Already, though, the name carries a complex emotional weight for him, in the same way Aurora's does. Anticipation of the baby's arrival, the intensity of her birth, his joy, his fear, pride, love, all colour and flavour the sound of her name already. And he's honestly afraid of being completely unable to speak his own daughter's name in the course of casual conversation.

But Mags considers for a moment, clearly fitting the name against the tiny person in Aurora's arms, and nods. "Lily," she says. "For short."

And Alfred shifts on the bed, so he can reach across to tug Mags closer for a hug. For the gift of a name he can use. Éliane will be who she is, but Lily is something he can call her.

Mags squawks in surprise at the embrace, but clambers over Aurora's legs to hug him properly.

"Can I hold her?" Mags asks, still resting against Alfred's shoulder.

"Of course you can."

Aurora leans forward, trying to smother a grimace of pain, and transfers the baby gently into Mags' arms.

Mags stares down at the baby, strokes her tiny hands with a fingertip. "We're kind of like sisters, aren't we?" she asks, her voice suddenly small and hesitant. "Or cousins?"

Aurora reaches out to brush a caress over Mags' hair. "Closer than most cousins, I think, since you're going to grow up in the same house." She takes a breath. "Do you want to be a sister to her? I'd like it if you did," she adds gently.

"You would?"

And when Mags looks up, there's a doubt, a fear in her eyes that breaks Alfred's heart. As though they might not need her, now that the baby is here. Aurora can only nod, and Alfred's own throat aches in empathy.

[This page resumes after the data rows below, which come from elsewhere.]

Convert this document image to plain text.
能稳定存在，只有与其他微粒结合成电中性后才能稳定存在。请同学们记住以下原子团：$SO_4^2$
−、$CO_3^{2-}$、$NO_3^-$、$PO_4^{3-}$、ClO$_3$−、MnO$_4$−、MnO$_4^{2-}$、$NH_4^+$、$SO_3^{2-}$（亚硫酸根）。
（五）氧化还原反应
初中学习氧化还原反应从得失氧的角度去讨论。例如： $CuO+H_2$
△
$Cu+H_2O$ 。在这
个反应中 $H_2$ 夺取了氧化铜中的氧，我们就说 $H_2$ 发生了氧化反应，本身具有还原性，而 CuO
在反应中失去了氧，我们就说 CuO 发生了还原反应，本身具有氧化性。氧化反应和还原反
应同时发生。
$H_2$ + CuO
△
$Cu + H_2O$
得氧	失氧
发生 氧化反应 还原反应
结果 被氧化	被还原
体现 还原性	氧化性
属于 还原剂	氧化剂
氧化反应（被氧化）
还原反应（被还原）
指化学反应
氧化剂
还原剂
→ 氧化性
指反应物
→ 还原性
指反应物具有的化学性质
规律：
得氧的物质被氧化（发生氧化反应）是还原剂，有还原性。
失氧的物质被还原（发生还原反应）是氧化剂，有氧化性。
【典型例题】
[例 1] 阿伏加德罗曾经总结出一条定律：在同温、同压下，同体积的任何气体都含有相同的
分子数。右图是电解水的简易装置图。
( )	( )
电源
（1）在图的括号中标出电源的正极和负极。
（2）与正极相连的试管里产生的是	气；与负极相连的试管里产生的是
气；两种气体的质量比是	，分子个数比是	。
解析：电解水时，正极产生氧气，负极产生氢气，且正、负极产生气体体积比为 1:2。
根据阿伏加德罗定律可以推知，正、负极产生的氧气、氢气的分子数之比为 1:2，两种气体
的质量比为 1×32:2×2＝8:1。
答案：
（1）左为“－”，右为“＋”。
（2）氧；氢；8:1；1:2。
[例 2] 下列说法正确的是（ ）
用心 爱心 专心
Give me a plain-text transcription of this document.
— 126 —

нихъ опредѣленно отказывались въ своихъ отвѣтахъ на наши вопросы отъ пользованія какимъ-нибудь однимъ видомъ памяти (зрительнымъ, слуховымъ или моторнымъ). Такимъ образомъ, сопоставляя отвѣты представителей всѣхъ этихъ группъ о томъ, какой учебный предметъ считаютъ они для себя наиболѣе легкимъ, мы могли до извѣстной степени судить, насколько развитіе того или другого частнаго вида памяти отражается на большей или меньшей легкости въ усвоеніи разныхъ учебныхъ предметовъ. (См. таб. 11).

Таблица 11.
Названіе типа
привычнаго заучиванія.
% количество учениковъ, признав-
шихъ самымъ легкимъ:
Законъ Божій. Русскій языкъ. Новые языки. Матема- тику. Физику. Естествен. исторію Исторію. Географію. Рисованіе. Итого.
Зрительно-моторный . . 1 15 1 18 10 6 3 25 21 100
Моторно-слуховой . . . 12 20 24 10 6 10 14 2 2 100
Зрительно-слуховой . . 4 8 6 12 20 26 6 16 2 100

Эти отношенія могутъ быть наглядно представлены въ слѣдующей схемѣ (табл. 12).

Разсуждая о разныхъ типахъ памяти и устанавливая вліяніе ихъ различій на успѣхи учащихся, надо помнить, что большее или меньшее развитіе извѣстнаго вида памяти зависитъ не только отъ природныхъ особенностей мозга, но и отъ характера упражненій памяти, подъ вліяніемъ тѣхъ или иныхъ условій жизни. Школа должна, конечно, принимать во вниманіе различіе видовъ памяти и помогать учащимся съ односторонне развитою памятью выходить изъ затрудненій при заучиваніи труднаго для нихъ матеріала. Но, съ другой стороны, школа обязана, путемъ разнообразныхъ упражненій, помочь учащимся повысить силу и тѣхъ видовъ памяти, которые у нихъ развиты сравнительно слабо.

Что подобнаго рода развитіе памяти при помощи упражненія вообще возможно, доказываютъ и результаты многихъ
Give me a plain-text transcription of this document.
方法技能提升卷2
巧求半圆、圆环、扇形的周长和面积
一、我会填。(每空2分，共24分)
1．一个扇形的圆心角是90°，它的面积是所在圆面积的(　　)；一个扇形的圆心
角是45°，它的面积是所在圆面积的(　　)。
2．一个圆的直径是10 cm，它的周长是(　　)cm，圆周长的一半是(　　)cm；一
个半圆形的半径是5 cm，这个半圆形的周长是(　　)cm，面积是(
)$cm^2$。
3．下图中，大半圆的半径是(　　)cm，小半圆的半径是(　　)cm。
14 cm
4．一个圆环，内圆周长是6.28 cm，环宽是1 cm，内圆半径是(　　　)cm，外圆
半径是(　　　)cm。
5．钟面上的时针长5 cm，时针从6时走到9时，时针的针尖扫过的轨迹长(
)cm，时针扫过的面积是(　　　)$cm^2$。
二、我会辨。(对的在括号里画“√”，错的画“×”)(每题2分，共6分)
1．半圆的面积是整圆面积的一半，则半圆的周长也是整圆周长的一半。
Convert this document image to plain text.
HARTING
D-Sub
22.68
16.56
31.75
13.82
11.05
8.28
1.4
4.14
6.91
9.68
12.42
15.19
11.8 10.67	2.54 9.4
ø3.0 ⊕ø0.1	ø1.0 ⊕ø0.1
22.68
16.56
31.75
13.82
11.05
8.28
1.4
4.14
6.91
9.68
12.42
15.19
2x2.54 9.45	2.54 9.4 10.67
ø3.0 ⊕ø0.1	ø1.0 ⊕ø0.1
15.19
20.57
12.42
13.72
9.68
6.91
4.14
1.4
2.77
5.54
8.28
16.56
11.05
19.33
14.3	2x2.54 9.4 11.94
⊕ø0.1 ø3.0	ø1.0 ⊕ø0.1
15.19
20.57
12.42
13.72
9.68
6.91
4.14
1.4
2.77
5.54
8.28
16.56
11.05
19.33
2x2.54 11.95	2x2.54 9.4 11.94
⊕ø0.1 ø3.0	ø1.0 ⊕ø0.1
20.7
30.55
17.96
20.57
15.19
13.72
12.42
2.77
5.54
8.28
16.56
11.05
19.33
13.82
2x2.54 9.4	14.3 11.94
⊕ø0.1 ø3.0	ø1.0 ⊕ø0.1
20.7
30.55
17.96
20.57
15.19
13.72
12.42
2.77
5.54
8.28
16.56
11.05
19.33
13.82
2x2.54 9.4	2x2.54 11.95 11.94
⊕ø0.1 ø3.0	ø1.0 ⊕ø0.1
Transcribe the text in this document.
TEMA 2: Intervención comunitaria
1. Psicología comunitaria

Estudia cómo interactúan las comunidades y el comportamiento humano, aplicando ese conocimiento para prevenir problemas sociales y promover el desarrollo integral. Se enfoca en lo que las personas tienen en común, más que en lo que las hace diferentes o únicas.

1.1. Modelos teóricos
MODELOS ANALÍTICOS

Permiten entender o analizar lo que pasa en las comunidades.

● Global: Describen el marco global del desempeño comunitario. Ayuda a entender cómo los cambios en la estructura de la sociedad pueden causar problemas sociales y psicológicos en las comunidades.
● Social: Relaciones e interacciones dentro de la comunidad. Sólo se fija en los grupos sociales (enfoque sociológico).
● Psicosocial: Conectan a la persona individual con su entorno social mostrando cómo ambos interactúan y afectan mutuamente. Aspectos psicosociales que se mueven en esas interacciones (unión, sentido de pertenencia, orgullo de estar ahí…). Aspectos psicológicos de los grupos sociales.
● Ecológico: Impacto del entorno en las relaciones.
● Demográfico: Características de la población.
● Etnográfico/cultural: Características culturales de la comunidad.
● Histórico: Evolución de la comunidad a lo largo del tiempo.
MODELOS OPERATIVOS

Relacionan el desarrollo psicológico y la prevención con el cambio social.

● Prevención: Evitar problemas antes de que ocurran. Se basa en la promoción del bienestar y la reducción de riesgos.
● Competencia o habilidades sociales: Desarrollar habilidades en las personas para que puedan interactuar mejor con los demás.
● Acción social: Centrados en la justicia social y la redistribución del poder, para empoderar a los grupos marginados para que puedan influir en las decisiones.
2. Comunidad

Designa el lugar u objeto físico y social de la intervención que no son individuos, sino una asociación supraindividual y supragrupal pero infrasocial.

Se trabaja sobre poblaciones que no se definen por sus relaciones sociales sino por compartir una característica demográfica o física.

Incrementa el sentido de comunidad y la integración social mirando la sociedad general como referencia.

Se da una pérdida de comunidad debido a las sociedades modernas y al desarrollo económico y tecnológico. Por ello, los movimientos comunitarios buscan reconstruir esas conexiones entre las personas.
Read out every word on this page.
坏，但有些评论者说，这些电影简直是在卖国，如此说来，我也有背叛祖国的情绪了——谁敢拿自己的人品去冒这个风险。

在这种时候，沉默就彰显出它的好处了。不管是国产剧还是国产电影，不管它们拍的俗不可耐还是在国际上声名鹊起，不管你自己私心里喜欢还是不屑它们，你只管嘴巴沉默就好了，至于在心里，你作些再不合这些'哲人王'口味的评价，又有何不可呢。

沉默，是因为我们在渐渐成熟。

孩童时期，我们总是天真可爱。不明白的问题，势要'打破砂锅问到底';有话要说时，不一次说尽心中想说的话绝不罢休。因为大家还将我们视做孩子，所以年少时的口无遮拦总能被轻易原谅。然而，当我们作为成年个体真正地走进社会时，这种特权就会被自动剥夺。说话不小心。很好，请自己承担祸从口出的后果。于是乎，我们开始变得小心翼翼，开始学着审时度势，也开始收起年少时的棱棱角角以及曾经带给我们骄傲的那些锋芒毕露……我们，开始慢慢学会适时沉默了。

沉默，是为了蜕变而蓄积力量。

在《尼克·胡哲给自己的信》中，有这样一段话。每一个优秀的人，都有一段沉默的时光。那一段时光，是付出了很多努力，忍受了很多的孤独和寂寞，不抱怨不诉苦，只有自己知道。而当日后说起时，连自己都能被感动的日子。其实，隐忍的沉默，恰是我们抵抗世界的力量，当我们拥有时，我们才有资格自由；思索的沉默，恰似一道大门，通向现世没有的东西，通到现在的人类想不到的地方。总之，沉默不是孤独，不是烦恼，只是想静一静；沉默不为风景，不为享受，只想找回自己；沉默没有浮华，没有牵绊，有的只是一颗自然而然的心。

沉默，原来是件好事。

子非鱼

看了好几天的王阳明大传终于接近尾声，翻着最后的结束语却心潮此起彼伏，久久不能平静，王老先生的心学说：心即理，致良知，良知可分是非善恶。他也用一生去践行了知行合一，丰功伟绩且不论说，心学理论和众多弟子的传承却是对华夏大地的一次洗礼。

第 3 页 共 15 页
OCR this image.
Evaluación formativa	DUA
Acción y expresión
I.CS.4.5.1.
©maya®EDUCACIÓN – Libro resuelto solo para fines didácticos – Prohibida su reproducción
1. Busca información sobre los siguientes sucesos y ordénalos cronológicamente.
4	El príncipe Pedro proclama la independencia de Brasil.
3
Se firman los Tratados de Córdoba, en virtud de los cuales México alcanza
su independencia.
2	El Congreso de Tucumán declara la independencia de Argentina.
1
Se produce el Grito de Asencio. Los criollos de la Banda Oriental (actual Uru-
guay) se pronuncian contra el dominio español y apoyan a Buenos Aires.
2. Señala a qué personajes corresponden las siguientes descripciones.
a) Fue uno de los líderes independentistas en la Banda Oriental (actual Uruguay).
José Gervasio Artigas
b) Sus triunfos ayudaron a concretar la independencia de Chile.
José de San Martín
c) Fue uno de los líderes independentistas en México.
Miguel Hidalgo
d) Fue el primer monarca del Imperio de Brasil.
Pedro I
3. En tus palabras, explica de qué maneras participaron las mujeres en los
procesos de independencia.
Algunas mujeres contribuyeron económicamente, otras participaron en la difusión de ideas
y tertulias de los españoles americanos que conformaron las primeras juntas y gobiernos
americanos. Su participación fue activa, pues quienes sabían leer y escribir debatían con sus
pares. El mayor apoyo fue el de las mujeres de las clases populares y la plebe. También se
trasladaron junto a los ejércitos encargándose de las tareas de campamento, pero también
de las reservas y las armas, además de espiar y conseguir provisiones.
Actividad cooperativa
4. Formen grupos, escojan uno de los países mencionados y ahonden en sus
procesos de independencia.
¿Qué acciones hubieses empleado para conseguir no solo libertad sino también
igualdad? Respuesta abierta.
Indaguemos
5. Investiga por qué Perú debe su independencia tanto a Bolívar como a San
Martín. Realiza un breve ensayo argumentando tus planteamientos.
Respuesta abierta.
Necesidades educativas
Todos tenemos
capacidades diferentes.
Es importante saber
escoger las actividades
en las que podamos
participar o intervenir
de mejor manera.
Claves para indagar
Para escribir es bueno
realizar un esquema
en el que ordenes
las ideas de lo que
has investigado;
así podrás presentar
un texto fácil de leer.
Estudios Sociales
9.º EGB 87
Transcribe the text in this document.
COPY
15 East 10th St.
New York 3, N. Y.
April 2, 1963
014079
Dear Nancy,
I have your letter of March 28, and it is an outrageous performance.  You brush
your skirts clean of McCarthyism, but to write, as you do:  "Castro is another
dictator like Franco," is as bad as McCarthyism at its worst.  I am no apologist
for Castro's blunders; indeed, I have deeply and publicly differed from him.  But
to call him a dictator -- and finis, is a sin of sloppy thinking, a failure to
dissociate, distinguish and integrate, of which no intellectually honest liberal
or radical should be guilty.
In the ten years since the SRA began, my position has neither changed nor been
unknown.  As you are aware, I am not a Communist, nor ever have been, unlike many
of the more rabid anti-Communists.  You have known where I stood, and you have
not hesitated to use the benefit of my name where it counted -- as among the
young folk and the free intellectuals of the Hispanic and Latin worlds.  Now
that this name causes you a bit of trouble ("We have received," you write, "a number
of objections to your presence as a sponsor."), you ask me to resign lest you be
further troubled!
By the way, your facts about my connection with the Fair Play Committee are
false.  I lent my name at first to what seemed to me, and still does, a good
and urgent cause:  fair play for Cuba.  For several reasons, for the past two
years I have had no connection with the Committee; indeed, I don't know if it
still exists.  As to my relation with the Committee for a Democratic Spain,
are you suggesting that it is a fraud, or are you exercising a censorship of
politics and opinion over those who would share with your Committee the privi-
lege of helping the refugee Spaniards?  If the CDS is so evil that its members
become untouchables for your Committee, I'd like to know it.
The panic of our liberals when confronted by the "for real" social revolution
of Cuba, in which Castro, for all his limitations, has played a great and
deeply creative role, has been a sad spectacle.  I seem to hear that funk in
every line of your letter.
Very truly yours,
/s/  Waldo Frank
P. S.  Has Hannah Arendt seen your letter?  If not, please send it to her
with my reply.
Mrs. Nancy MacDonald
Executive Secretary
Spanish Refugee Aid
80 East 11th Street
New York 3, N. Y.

"Me too," Mags says finally.

"It's settled, then," Alfred manages.

And, looking from one to the other of them, Mags' face suddenly crumples as she starts to cry, overwhelmed by a release of emotion she clearly doesn't fully understand. Alfred leans in a lifts the baby – lifts Lily – carefully from Mags' grasp, and Aurora reaches out to draw Mags closer.

Mags crawls into Aurora's arms, buries her face in Aurora's chest, and Aurora enfolds her, bows her head over Mags', rocks her, murmuring gentle nonsense in quiet French. Alfred lays his free hand on Mags' back and struggles against tears of his own. Understanding that the circle of their family is now properly complete. Knowing what that kind of love would have meant to him, orphaned and alone at Mags' age.


For the first three days of her life, Lily is never put down, knows nothing but the smell and the sound and the touch of her family. If she does remember these days forever, they will be days of love and security. Alfred clings to that thought when his fear threatens to become overwhelming.